意見交換する出品者(右)と評価委員=沼津市の県東部総合庁舎別館

 ■専門家から改善提言

 県東部農林事務所は29日、管内の6次産業化商品を対象にした「東部新食品ブラッシュアップの会」を沼津市の県東部総合庁舎別館で開いた。沼津市と伊豆の国市、函南町の2事業者・1個人が、すでに販売している物やこれから販売する商品を出品。デザインや食感、販路拡大方法などについて専門家から改善提案を受けた。

 静岡6次産業化サポートセンター東部支部が支援した商品のうち、試作品や販売まで至った商品を継続支援し、さらなる商品改善につなげて売り上げを伸ばす目的で毎年開いている。調理とデザイン、マーケティングの専門家が評価委員を務め、出品者の商品説明後に意見交換した。

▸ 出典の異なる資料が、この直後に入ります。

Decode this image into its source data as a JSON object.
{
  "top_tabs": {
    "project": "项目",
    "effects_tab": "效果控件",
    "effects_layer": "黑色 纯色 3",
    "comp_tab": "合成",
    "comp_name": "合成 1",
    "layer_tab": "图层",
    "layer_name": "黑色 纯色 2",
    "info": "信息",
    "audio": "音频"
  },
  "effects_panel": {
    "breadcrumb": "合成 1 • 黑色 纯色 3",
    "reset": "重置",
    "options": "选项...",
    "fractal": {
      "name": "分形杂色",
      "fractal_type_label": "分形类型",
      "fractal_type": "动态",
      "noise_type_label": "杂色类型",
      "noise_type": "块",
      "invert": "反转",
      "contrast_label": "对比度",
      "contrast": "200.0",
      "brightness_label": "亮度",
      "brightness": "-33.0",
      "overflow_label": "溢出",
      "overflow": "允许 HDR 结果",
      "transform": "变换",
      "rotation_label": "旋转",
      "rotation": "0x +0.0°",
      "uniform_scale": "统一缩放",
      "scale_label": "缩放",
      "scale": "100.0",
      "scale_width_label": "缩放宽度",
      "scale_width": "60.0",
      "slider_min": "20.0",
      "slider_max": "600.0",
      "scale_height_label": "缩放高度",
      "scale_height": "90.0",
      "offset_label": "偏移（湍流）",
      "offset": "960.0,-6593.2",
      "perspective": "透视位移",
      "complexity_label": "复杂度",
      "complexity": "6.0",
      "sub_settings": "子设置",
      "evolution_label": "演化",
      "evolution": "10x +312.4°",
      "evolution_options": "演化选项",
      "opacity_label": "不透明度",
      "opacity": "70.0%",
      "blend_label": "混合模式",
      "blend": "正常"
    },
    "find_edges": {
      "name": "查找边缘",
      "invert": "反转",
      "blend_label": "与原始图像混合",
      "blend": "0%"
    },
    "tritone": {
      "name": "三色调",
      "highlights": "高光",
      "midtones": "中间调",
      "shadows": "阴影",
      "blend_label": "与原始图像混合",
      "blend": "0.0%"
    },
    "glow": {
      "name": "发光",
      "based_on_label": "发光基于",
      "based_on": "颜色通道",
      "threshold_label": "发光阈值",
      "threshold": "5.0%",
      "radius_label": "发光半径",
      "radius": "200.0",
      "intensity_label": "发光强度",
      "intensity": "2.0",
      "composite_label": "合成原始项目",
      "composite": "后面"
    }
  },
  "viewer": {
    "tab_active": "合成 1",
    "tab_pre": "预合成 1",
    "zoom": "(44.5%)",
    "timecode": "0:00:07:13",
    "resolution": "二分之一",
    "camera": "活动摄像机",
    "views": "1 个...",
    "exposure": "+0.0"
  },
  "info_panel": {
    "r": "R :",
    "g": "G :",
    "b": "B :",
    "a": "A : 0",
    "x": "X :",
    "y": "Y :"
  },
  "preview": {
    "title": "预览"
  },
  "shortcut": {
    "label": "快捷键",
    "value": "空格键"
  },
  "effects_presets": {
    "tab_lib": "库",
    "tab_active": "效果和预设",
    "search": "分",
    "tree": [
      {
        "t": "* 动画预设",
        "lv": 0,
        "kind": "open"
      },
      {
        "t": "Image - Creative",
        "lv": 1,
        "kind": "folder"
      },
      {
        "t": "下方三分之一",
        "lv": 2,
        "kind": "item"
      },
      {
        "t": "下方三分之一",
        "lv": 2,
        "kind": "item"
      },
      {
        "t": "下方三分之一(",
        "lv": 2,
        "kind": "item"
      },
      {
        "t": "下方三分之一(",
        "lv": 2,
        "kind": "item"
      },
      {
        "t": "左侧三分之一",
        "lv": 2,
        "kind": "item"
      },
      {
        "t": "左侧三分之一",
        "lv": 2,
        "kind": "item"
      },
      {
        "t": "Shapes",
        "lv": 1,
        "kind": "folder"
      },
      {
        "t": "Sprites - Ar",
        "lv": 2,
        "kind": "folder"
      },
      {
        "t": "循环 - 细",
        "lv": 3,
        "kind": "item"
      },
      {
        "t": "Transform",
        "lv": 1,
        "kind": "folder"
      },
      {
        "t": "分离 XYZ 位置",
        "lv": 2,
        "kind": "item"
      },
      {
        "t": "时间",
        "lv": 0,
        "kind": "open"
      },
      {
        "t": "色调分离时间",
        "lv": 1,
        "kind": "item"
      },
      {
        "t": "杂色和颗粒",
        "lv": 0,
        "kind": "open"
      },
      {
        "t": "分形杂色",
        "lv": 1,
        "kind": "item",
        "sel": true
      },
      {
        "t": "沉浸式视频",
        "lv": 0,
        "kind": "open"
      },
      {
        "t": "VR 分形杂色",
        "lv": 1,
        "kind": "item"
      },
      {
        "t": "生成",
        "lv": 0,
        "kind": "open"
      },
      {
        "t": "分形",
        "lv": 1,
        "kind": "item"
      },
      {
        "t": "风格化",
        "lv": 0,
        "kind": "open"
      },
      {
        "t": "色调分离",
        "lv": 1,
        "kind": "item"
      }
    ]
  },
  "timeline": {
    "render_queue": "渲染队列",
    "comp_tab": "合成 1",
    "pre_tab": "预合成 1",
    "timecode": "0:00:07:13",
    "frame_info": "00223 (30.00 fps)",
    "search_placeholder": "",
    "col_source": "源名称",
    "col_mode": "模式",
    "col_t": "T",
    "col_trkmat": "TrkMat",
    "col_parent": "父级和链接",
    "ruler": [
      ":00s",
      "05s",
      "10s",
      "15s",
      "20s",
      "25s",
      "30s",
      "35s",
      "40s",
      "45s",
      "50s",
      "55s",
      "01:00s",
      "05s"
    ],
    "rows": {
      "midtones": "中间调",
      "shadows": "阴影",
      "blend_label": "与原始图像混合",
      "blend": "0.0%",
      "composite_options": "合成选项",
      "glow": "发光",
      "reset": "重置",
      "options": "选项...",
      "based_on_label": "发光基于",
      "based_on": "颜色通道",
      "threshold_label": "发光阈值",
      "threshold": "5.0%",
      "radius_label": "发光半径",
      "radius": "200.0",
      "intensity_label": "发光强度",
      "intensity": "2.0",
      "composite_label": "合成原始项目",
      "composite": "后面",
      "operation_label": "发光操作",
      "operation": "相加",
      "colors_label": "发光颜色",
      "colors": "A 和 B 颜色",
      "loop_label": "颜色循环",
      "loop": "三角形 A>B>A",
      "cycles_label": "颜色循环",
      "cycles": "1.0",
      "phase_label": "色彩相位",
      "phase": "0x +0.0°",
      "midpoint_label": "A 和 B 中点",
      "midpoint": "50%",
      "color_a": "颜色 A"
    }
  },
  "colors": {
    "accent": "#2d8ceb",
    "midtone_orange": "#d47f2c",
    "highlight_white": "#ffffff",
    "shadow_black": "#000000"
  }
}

 酪農王国(函南町)は、伊豆市の天城湯ケ島地区産のユズと丹那牛乳の無塩バター、砂糖、鶏卵を合わせて作ったクリーム「柚子(ゆず)カード」(仮称)を出品した。これからの商品化に向けて、ターゲットや販売方法、適正な価格などを質問した。

 評価委員は「何に付けて食べるか提案することが大切。具体的に絞った方が良い」「洋菓子にも和菓子にも合う。業務用の菓子材料として、使ってくれる店を探してはどうか」「天城産のユズを使っていることが売りなので、足りなくなったから川根産のユズを使うなどということがないように」などの提言があった。

 伊豆の国市の農家は自家栽培の品を使ったオリーブの葉の健康茶とセミドライトマト、武井牧場(沼津市)は自家牧場の牛乳を使用したマシュマロについて、専門家のアドバイスを受けた。